Timing and Waiting
It was time to confront the naked truth. I did some timings (time_sre.py) on different Python/_sre combinations and this is how it turned out:
CPython 2.4 with _sre.c:
Pure literals: re.search(r'bar', 'bazbarfoo')
100 passes took 0.000492, 0.000005 per pass
Classes and stuff: re.search(r'\d+.\d+\s\w{,2}', 'Price 144,50 USD')
100 passes took 0.000891, 0.000009 per pass
Branching and grouping: re.search(r'<(strong|b|em)>.+?', 'Bla <em>bla</em>')
100 passes took 0.000595, 0.000006 per pass
CPython 2.4 with _sre.py:
Pure literals: re.search(r'bar', 'bazbarfoo')
100 passes took 0.011108, 0.000111 per pass
Classes and stuff: re.search(r'\d+.\d+\s\w{,2}', 'Price 144,50 USD')
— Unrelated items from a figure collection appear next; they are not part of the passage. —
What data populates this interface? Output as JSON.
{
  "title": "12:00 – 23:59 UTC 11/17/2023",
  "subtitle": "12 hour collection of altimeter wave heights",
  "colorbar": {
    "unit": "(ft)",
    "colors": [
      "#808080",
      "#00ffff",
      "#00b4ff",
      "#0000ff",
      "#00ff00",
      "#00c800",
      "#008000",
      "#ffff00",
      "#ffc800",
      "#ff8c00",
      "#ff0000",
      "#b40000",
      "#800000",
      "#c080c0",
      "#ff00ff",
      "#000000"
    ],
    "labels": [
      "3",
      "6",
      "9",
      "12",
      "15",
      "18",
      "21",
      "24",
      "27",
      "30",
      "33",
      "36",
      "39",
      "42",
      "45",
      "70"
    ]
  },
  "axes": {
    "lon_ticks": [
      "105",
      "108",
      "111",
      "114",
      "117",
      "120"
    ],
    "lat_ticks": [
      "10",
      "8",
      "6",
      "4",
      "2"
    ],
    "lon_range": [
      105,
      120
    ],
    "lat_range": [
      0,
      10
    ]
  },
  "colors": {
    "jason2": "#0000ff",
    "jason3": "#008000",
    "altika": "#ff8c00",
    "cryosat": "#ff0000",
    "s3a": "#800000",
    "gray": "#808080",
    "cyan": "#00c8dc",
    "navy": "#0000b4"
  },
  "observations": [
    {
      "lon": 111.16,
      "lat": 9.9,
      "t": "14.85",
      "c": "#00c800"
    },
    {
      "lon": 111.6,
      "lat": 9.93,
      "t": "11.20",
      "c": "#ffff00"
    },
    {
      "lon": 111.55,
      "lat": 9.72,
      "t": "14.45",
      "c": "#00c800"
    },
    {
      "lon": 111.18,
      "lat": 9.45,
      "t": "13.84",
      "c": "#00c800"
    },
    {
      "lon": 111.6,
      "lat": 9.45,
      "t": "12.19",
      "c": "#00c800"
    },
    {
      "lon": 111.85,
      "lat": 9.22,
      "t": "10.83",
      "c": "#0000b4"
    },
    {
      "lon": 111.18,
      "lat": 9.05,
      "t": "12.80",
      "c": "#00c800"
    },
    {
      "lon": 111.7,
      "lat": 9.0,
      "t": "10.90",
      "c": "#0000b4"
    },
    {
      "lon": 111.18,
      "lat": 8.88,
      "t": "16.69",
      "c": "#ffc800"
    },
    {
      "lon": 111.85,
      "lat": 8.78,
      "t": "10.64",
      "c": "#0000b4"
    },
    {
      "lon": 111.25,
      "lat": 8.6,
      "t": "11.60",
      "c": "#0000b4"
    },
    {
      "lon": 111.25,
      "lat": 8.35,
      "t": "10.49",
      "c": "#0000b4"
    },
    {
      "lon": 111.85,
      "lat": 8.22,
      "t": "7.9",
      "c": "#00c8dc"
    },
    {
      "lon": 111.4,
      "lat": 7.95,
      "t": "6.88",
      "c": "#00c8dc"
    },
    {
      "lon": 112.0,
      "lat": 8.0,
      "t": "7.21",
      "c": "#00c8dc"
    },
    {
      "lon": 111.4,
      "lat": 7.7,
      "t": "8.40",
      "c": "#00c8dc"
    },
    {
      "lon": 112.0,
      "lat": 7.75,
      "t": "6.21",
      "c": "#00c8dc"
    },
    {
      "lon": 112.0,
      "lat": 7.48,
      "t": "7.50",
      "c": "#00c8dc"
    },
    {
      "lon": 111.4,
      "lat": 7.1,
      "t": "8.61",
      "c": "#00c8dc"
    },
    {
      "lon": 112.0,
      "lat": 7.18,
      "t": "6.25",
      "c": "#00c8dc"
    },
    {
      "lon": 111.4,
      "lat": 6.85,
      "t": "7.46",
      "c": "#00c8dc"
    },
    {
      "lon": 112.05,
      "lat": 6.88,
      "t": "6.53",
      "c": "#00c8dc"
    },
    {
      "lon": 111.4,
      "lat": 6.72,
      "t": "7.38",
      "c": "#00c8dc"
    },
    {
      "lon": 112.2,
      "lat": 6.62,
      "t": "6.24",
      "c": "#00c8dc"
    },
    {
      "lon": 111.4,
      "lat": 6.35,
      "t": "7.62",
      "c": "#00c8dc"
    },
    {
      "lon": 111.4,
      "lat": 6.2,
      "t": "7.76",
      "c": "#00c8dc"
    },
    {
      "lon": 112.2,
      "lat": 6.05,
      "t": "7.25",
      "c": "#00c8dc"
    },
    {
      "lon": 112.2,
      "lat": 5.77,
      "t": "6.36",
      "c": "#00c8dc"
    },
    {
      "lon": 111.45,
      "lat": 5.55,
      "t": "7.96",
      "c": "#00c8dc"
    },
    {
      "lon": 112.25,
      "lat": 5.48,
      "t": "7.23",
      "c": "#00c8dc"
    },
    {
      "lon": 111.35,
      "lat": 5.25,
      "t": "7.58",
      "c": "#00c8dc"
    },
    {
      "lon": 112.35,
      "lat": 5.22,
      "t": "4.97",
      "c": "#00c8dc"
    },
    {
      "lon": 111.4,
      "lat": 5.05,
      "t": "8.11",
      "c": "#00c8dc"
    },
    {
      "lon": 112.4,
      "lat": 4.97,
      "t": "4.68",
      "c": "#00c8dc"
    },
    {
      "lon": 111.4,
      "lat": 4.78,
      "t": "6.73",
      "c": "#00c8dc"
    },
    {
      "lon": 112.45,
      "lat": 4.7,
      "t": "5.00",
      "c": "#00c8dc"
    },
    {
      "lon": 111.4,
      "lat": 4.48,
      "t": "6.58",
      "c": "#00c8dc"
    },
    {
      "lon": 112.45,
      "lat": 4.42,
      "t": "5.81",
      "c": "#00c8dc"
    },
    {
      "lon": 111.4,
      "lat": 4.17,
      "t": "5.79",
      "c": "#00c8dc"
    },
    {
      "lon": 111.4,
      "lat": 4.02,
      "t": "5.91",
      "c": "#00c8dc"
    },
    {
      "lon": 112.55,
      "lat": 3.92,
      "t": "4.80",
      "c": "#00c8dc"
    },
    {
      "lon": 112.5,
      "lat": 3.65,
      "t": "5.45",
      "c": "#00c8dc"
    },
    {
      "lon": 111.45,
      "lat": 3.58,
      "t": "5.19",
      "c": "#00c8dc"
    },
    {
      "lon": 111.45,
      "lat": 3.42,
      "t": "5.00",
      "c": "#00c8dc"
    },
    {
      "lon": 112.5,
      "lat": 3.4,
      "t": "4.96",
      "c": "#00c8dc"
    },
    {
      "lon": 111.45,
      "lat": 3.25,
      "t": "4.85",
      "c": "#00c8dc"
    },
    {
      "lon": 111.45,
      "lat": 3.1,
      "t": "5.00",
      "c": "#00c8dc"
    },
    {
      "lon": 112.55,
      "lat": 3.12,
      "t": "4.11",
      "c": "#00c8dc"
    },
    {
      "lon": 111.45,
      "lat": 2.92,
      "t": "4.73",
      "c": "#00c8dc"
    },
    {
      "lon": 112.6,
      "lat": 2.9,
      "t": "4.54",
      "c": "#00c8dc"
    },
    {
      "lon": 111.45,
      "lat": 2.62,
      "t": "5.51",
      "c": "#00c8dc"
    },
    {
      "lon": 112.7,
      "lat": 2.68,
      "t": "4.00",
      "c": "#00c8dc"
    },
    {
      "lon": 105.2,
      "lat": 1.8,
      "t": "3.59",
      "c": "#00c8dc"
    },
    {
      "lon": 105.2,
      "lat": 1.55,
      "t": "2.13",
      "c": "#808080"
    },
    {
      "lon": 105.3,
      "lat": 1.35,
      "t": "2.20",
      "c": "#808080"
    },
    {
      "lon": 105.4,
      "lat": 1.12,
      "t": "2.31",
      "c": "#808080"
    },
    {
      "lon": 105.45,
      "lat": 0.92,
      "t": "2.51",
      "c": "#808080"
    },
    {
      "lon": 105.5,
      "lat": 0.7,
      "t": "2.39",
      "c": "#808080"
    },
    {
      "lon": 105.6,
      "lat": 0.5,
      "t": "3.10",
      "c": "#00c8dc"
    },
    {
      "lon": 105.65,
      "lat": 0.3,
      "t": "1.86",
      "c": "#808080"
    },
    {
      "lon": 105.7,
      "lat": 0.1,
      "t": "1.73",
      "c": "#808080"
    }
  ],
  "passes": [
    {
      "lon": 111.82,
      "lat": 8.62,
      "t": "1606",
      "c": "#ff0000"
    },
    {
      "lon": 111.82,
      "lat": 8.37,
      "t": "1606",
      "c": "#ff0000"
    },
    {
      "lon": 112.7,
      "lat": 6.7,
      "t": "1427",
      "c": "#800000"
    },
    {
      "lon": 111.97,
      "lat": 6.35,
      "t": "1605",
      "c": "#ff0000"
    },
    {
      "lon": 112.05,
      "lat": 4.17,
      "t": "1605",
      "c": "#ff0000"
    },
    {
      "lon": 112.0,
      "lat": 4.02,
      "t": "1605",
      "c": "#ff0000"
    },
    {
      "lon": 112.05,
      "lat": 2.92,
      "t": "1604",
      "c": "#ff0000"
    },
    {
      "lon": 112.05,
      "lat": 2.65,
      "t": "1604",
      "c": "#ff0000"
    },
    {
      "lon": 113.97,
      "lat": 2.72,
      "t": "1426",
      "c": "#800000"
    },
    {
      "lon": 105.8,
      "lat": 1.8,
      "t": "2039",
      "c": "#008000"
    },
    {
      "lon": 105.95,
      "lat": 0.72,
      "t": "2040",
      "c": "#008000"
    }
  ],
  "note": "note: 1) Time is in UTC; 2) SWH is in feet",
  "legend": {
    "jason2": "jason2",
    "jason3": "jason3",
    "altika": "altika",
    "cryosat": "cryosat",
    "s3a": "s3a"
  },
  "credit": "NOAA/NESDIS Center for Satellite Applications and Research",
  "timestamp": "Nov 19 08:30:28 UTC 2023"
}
100 passes took 0.357161, 0.003572 per pass
Branching and grouping: re.search(r'<(strong|b|em)>.+?', 'Bla <em>bla</em>')
100 passes took 0.188313, 0.001883 per pass
PyPy with faked _sre:
Pure literals: re.search(r'bar', 'bazbarfoo')
100 passes took 2.404304, 0.024043 per pass
Classes and stuff: re.search(r'\d+.\d+\s\w{,2}', 'Price 144,50 USD')
100 passes took 2.269383, 0.022694 per pass
Branching and grouping: re.search(r'<(strong|b|em)>.+?', 'Bla <em>bla</em>')
100 passes took 2.268665, 0.022687 per pass
PyPy with _sre.py:
Pure literals: re.search(r'bar', 'bazbarfoo')
100 passes took 47.365551, 0.473656 per pass
Classes and stuff: re.search(r'\d+.\d+\s\w{,2}', 'Price 144,50 USD')
100 passes took 988.771270, 9.887713 per pass
Branching and grouping: re.search(r'<(strong|b|em)>.+?', 'Bla <em>bla</em>')
100 passes took 604.840673, 6.048407 per pass
In summary: _sre.py on top of CPython is generally about 300 to 400 times slower than the native _sre.c. PyPy with _sre.py has such an ungodly overhead that I won’t even bother to spell out the orders of magnitude it’s slower than CPython … The upside of this is that I will get very satisfying performance improvements from rewriting parts of _sre.py in RPython.
Another very interesting datapoint would be the performance of translated/compiled PyPy with _sre.py. I will try that later, when translation is stable again.